Skimming through the PDF alone is a treat for the eyes. Suffice to say, though, I can’t wait to hold the final printed book in my hands and leaf through its pages, drinking in the artwork alongside the rules and text.

Obviously, as an alpha release, the PDF has typos and all that. And I suspect it’ll receive some additional organization as more artwork is added. It can be a bit daunting to read through, e.g., making it through the “Action Resolution” chapter (which explains all the dice mechanics) in order to get to the character-related content. While understanding “Action Resolution” is obviously critical to playing the game, I wonder if it wouldn’t be more inviting to first get players immersed in the world-building, i.e., the game’s cultures and callings.

One other aspect that I’m excited about are the game’s various physical components, specifically the full-color map, info cards, and — best of all — custom-made Feat and Success dice that are being created as part of the Kickstarter campaign.


I know this post is already plenty long, but even so, I feel like I’ve barely scratched The One Ring’s surface.

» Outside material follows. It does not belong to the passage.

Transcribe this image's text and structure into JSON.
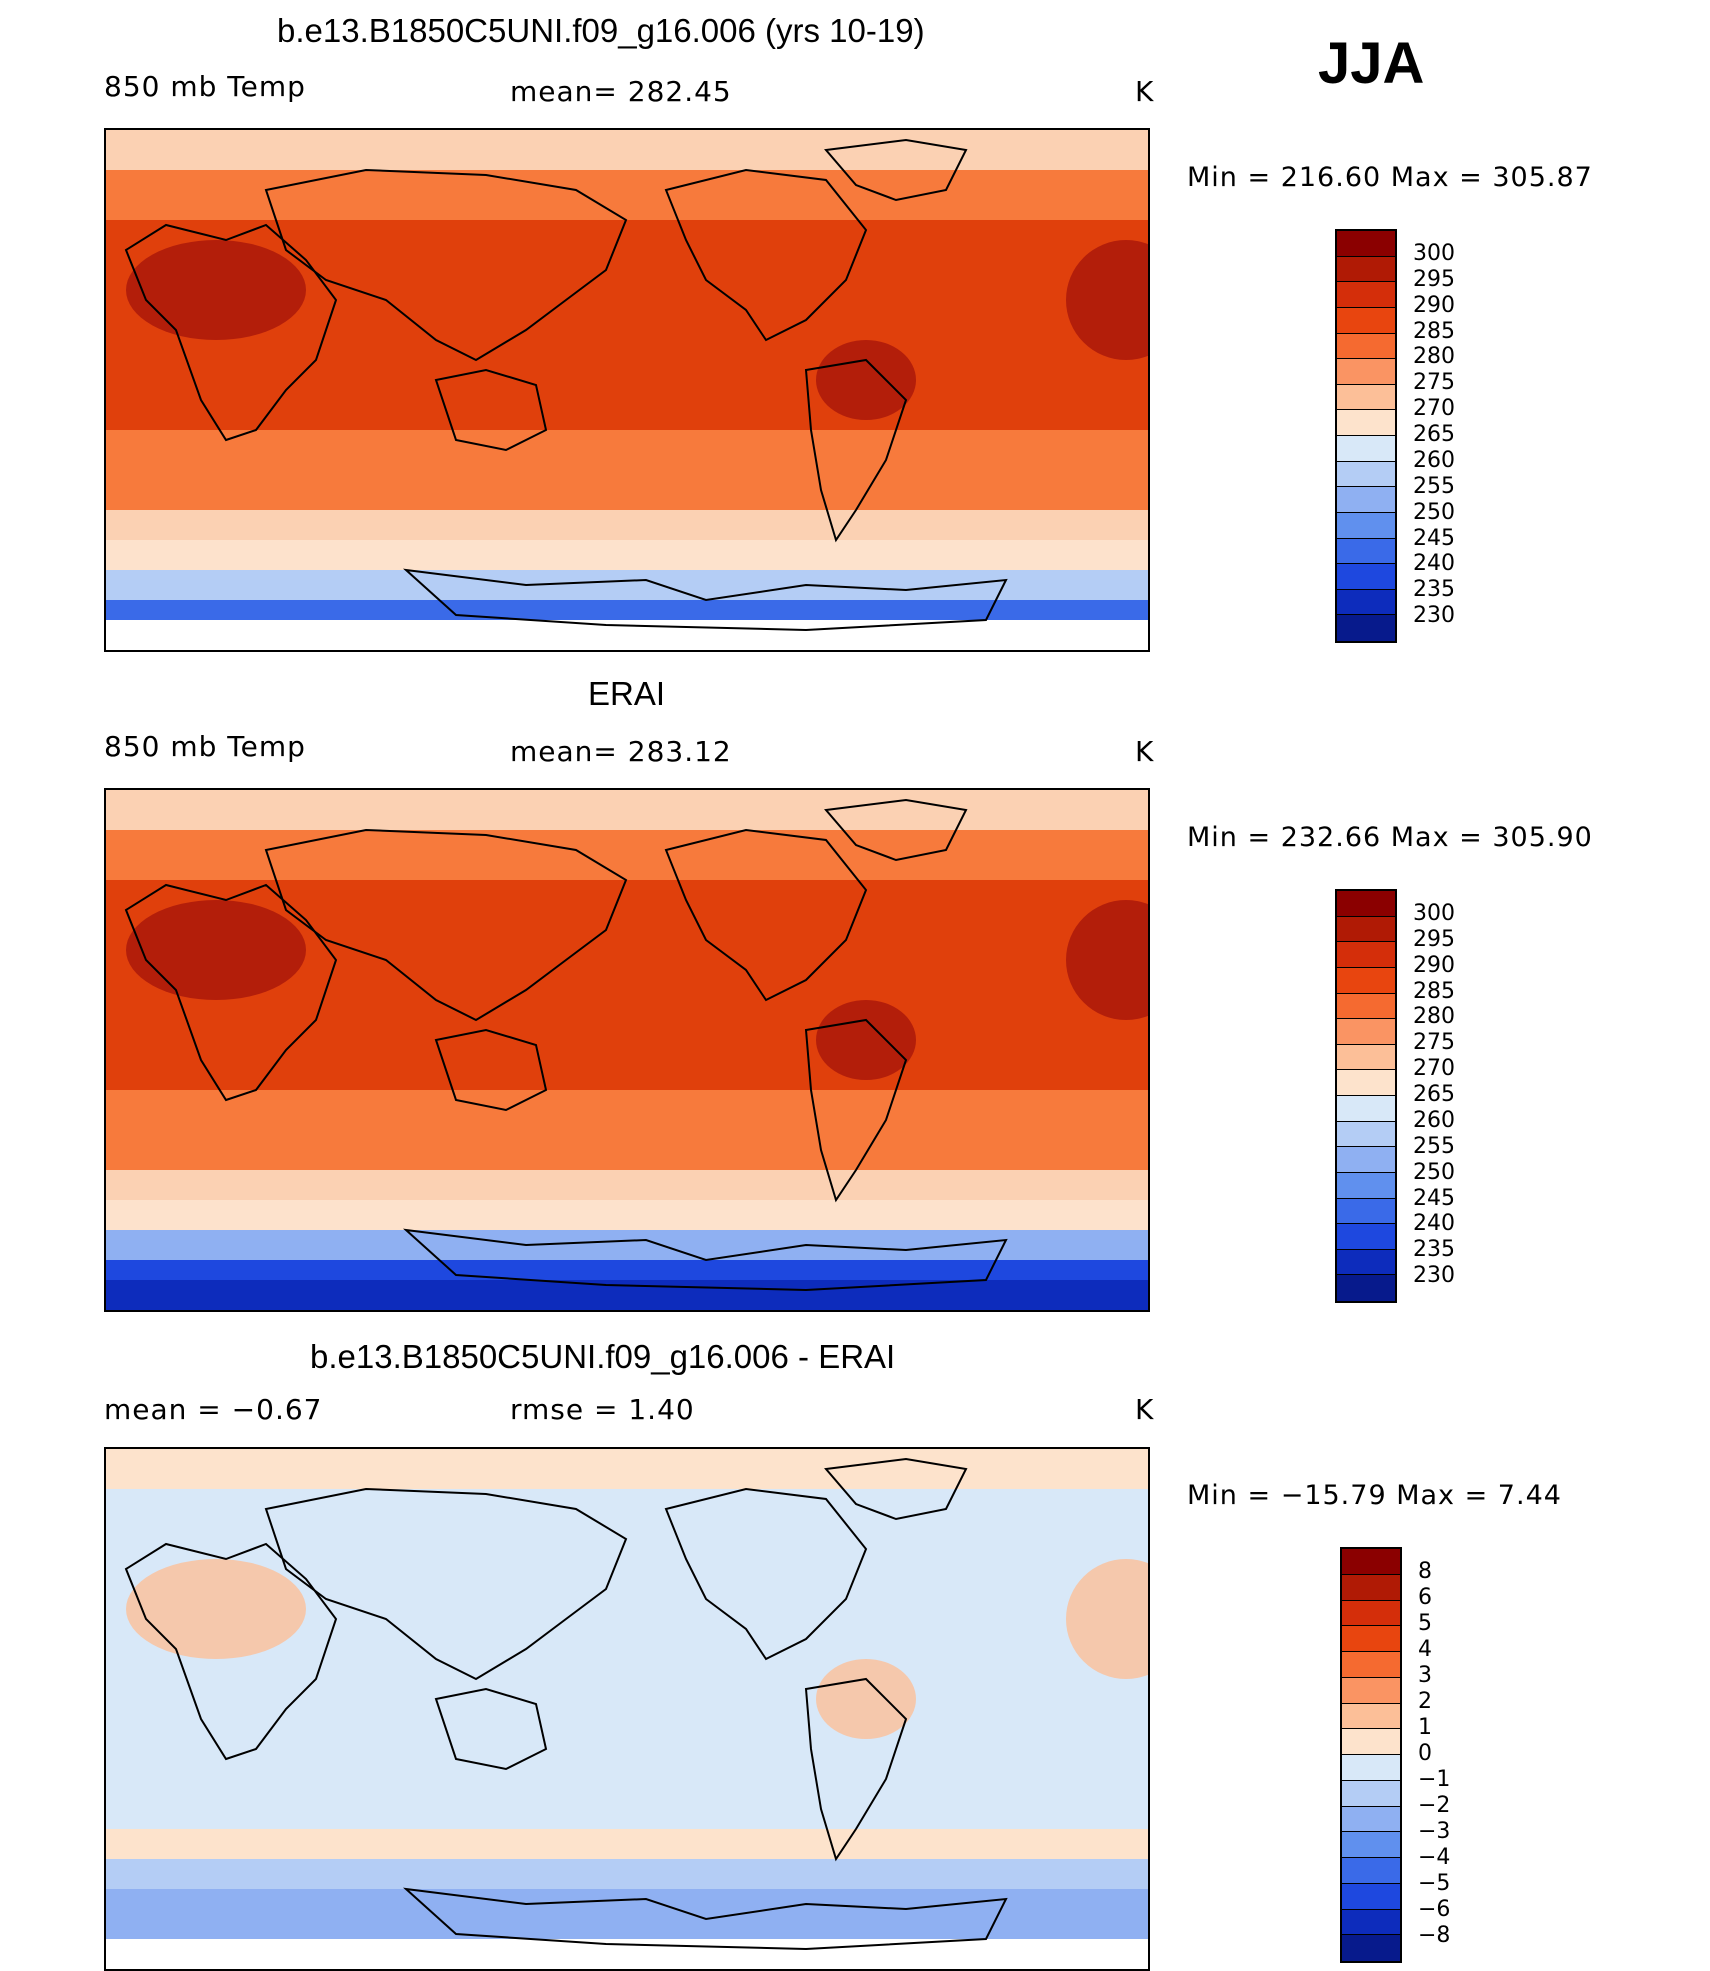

For instance, I didn’t talk about the Adventuring and Fellowship phases of gameplay, during which your character — respectively — goes on adventures and recuperates from said adventures. The Fellowship phase in particular contains some interesting role-playing opportunities, like raising an heir and song-writing. The former is used to continue your character’s legacy after death or retirement puts an end to their adventuring and I suspect a gaming group could have a lot of fun with the latter given the right beverages.

I also didn’t talk about the alpha release’s Loremaster section, which includes info on running the game, creating NPCs, and the various foes and treasures that characters might encounter as they traverse the Lone-lands.

It’s also worth noting that this alpha release doesn’t contain the entire book. I suspect the missing chapters will include reference guides, an introductory adventure to get burgeoning Loremasters and adventurers going, and info on the game’s Solo mode. I’m particularly excited for the Solo mode because it’s being designed in part by Shawn Tomkin, who created the really cool Ironsworn RPG.

In any case, I hope that what I’ve written here gives you a good sense of what Free League Publishing’s trying to accomplish with The One Ring. To say that Tolkien’s writings loom large over the entire fantasy RPG genre would be a vast understatement. Furthermore, any attempt at a Tolkien-inspired RPG is a non-trivial task due to the depth of Tolkien’s world as well as the fervor of Tolkien’s fans (such as myself). But what I’ve seen so far of The One Ring’s Second Edition has me very excited for the finished game and looking forward to my own future forays into the Lone-lands of Eriador.